To simulate the models different pieces of software were used;
· Dymola
The models were created by making use of Dymola software. The reason for the use of Dymola was the authors’ familiarity with the software and the ease with which changes in the digester configurations could be made due to its use of standard blocks.
· Matlab/Simulink
Due to the ability of Dymola to import real-time data, use was made of Simulink. The facility exists to import Dymola as a block into Simulink. Simulink has various options of importing real-time data. OPC is one of the most common methods of importing data but due to limitations on the historians, use was made of the DDE block in Simulink.
The method that was used to import data was not as straight forward as was anticipated. Each plant had its own way of gathering and storing data. Two different historians needed to be accommodated. The easiest way to overcome this was to make use of Microsoft Excel. The real-time data was pulled into Excel and from there relayed to Simulink.
Results from on-line simulation
In the results that are shown, the simulation has been running two times faster than the real-time, that gives half the retention for the results .The yellow lines in the result graphs are the value from the DCS and the pink lines are the results from the model.
· Swing from hard wood to soft wood at Ngodwana.
Due to fiber requirements, Ngodwana swings between hardwood (Eucalyptus grandis) and softwood (Pinus patula, Pinus eliotia, Pinus tadea) on a regular basis.

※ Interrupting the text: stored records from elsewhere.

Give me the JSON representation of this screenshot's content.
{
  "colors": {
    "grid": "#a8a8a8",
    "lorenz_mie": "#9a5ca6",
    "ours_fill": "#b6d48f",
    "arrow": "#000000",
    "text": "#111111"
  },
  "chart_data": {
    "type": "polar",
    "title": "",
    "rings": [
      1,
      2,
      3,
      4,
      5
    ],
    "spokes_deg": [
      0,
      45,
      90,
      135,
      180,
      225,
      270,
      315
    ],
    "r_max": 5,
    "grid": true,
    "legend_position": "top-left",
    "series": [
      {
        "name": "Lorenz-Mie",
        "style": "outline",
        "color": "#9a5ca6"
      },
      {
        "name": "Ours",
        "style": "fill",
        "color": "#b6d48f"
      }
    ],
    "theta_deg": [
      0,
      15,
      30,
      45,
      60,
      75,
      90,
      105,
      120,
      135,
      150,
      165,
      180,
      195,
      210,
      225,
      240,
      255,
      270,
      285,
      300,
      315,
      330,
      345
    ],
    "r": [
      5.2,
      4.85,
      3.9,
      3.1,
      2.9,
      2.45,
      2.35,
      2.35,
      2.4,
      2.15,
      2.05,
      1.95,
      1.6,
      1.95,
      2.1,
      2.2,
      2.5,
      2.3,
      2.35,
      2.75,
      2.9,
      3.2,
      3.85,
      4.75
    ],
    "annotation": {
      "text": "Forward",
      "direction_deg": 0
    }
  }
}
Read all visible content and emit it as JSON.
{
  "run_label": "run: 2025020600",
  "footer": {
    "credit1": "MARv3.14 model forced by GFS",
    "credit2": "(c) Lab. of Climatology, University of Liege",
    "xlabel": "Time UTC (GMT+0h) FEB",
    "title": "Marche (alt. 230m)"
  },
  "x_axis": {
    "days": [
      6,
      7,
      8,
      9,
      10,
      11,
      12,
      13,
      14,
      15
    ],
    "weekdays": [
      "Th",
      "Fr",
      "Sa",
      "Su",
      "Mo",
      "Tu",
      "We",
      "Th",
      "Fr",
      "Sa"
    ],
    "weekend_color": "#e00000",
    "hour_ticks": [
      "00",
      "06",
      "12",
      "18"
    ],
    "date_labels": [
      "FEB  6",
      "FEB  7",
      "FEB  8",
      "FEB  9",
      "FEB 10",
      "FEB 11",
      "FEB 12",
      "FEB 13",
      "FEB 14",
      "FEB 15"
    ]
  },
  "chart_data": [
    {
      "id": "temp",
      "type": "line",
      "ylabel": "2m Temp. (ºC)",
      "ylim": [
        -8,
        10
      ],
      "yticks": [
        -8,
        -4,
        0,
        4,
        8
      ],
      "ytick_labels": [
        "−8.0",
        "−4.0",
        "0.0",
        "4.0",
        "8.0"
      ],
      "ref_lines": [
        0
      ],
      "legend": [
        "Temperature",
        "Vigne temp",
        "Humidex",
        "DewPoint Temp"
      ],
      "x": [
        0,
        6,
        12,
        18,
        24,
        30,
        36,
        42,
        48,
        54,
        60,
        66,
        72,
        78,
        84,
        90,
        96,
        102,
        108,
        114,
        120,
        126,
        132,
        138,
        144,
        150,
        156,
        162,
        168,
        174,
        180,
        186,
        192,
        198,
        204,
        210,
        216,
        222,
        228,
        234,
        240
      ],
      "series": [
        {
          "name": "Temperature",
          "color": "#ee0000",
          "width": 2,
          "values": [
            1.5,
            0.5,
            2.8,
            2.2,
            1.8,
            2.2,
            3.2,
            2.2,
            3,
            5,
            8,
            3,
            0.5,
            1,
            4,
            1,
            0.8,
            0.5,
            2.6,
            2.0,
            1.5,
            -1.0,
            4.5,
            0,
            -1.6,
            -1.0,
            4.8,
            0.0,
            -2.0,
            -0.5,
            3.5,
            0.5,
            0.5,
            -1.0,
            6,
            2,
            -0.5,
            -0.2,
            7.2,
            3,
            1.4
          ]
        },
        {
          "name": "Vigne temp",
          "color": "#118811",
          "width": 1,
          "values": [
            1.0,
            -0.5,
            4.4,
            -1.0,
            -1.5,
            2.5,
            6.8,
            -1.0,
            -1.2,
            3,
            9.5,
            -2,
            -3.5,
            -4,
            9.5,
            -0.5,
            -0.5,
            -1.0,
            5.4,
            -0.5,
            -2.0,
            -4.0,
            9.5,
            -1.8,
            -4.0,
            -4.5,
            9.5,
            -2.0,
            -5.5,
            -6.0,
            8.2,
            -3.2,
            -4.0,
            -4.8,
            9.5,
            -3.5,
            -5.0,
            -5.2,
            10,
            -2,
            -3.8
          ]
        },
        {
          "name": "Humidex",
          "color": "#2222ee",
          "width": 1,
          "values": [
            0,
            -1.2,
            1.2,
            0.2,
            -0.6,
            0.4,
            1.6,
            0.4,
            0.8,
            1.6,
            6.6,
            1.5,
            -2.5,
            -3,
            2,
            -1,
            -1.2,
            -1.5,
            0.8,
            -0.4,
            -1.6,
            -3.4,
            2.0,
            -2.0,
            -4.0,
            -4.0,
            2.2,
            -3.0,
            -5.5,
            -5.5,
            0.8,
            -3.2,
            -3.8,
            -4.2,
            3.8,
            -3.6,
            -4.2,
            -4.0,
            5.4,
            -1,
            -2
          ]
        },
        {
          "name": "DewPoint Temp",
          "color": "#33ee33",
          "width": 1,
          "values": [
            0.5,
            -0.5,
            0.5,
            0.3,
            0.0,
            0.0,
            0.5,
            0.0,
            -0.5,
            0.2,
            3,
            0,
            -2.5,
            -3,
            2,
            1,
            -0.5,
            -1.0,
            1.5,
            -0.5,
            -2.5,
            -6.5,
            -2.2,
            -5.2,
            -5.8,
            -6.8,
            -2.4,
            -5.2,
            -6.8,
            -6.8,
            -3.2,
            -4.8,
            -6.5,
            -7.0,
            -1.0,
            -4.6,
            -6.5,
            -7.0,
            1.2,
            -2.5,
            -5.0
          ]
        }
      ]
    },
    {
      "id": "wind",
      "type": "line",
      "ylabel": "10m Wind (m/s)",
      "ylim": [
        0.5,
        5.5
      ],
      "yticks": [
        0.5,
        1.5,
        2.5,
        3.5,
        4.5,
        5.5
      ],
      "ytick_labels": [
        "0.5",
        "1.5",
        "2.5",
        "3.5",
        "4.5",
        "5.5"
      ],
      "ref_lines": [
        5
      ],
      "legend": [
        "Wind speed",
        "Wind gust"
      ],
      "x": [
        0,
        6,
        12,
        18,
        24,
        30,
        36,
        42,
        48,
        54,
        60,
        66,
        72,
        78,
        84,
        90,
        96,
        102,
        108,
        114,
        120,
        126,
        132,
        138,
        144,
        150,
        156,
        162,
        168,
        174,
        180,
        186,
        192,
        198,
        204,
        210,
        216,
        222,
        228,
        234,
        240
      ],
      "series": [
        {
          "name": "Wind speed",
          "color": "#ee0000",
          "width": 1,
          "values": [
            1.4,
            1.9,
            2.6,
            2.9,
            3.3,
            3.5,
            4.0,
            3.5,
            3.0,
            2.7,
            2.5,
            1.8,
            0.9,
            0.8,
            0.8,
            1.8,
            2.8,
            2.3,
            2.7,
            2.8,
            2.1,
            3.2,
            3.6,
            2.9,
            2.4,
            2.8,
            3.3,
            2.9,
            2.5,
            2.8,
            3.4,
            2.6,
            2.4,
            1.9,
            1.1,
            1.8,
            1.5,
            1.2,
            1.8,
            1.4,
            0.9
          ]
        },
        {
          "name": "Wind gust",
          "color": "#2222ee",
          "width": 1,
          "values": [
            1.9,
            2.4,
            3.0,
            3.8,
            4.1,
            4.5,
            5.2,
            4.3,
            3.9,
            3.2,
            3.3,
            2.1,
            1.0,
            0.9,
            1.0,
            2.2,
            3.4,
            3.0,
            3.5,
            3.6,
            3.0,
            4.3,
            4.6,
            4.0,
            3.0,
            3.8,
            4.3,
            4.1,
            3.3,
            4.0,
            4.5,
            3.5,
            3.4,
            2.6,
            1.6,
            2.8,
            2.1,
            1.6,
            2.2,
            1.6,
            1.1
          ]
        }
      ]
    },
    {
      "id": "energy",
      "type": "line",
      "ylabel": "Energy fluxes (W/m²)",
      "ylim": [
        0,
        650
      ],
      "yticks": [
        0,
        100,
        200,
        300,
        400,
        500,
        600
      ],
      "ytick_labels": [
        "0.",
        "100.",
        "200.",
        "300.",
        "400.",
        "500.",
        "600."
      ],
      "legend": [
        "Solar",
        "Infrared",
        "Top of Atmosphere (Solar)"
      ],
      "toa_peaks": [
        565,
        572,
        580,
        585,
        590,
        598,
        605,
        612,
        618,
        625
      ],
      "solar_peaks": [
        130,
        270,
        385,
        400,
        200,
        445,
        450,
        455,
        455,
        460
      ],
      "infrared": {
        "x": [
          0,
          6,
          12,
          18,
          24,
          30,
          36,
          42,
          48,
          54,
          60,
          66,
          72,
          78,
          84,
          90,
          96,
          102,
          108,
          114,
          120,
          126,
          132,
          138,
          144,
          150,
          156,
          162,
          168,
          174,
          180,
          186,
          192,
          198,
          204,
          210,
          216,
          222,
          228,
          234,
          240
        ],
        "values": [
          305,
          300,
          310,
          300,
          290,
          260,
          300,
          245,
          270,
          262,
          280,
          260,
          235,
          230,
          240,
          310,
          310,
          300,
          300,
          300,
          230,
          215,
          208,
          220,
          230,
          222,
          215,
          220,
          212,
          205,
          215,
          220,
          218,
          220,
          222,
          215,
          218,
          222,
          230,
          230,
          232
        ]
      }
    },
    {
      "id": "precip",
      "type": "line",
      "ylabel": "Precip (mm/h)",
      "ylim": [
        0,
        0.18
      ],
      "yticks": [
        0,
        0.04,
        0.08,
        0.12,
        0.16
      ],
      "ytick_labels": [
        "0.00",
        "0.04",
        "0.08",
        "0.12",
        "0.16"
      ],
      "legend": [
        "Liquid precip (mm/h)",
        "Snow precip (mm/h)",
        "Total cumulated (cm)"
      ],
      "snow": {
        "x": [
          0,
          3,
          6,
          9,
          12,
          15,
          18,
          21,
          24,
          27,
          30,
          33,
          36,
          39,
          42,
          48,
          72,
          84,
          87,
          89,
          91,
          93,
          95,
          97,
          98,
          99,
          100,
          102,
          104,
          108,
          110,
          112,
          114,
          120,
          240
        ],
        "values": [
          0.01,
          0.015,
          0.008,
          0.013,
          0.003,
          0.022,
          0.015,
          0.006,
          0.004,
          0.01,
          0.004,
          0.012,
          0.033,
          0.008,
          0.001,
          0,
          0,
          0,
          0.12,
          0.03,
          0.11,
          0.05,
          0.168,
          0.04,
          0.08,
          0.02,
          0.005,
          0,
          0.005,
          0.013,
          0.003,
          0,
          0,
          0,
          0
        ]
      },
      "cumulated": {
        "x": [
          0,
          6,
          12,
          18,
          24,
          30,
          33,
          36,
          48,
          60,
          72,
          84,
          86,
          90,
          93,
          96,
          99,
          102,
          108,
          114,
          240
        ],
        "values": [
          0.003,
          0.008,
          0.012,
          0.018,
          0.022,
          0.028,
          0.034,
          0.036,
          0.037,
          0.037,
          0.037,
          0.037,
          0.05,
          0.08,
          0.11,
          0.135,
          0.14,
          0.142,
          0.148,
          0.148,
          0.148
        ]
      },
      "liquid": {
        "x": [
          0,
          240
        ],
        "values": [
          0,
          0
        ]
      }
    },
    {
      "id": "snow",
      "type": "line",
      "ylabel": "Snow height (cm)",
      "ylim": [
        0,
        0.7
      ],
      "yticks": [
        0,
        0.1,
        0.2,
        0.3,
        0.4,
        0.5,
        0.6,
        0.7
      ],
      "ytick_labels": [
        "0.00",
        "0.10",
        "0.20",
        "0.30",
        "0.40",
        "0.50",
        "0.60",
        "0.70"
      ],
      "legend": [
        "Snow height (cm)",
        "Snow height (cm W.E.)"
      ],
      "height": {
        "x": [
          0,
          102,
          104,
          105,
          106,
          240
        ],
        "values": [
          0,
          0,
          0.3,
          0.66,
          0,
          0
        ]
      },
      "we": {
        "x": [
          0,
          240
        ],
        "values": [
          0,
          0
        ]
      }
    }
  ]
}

Because of the difference in the wood properties, density, moisture and reaction rate between the two types, different cooking conditions are required.
The input into the model was real-time. The following graphs indicate the comparison of the measured outputs from the DCS and the predicted outputs from the model:
The chemical balance across the digester is indicated by the kappa and the residual alkali. The following figure indicates the relation between the measure and predicted values.
Figure 4: Digester Kappa (Softwood to Hardwood Swing).
Figure 5: C15 Extraction Residual EA (Softwood to Hardwood Swing).
The kappa target for the softwood and for hardwood cooks are 50 and 20 respectively. As can be seen from the result, the model is a useful tool to understand what happens during a swing and there is a predominantly good correlation between measured value and the predicted value of the model. The offset between the model and the actual indicates that the model is not yet optimally tuned.
The three most important tuning parameters for the kappa profile and alkali profile are the reaction rate constants and chemical consumption constants and the filling degree in the chips screw. The problem with these parameters is that they are very dependent on chips component and size.
The residual alkali shows how much cooking chemicals are left in the digester after the cook is completed. It is important to control the alkali profile in the digester to always have an excess available, to prevent high kappa’s and lignin re-precipitation. It can also be seen that there is a good correlation between the measured value and predicted values.
The energy balance is indicative of the measure temperature input. Figures 6, 7 and 8 show the relation between the modelled and actual values as measured at the top and bottom extractions in the digester.
Figure 6: C5 Extraction Temperature (Softwood to Hardwood Swing).
Figure 7: C6 Extraction Temperature (Softwood to Hardwood Swing).
Figure 8: C15/C16 Extraction Temperature (Softwood to Hardwood Swing).
These graphs show that there is a very good correlation between the C6 measured and modeled temperatures as well as on the C15/C16 measured and modeled temperatures. Although there is a big offset in the C5 results, they still show a correlation. The offset is most likely due to an imbalance in the mass balance across the digester figure 9 (evident) or certain assumptions that were made with regards to the tuning values used in the impregnation zone. The fact that the temperature from the model does not cross with that of the plant indicates that no internal liquid channeling is present.